慶應義塾図書館の「久保田万太郎――時代を惜しみ、時代に愛された文人」については、万太郎と縁のある文学座やイラストレーターの大高郁子先生などの協力を得て、万太郎の小説・演劇・俳句・文壇活動などの全貌を原稿やイラスト、舞台写真やポスターによって広く見渡せるように試みました。展示の企画立案と作業に当たっては図書館員の方々と国文学専攻の大学院生に手厚くサポートしていただきました。ありがとうございます。
シンポジウム「久保田万太郎と現代」では、万太郎の文学・俳句・演劇研究を牽引する恩田侑布子・石川巧・長谷部浩先生から万太郎を再評価する興味深いお話をいただきました。また5名の塾生(五十嵐幸輝君、伊藤裕里君、川澤恵梨香君、西峰紗雪君、山本一翔君)が万太郎の戯曲をコラージュして編纂した朗読劇を夢幻能の形式で披露し、会場にいた多くの方々に示唆に富んだ印象をもたらしてくれました。登壇者の先生方、塾生の方々に厚くお礼申し上げます。
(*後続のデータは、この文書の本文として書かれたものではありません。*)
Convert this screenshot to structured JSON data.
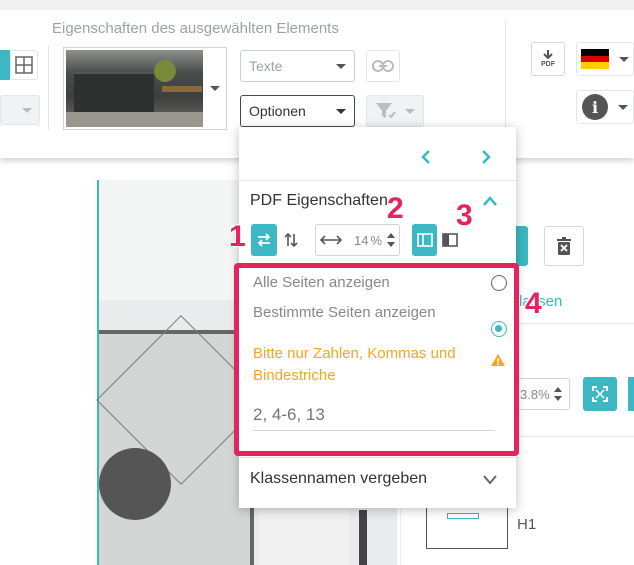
{
  "toolbar": {
    "title": "Eigenschaften des ausgewählten Elements",
    "texte_select": "Texte",
    "optionen_select": "Optionen",
    "pdf_label": "PDF",
    "flag": "german-flag",
    "info": "i"
  },
  "popup": {
    "section_pdf": "PDF Eigenschaften",
    "margin_value": "14",
    "margin_unit": "%",
    "radio_all": "Alle Seiten anzeigen",
    "radio_some": "Bestimmte Seiten anzeigen",
    "warning": "Bitte nur Zahlen, Kommas und Bindestriche",
    "pages_placeholder": "2, 4-6, 13",
    "section_classes": "Klassennamen vergeben"
  },
  "right_panel": {
    "klassen_fragment": "lassen",
    "zoom_value": "3.8",
    "zoom_unit": "%",
    "h1_label": "H1"
  },
  "annotations": [
    "1",
    "2",
    "3",
    "4"
  ],
  "colors": {
    "accent": "#3bb8c3",
    "highlight": "#e5235d",
    "warning": "#f5a623"
  }
}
最後に、久保田万太郎出版編集委員である関根先生、小平先生、吉永先生、西野先生にお伝え申し上げます。編集委員会は諸事情から急遽発足し、向こう1年半をめどに3つの企画を実現することになりました。万太郎文学に必ずしも精通するわけではない5名の編集委員は、関連する先行研究を学ぶところから始め、討議を重ねて、3つの企画によって現代の視点から久保田万太郎像を浮き彫りにすることになりました。書籍出版・展示・シンポジウムを1年半後に実現することは決して容易ではありませんでしたが、編集委員が知恵を出し合い、難局を迎えたときはしっかりと話し合ってそれを乗り越えていきました。ここまで無事に漕ぎ着けたのは先生方のご尽力あってのことだと実感しております。どうもありがとうございました。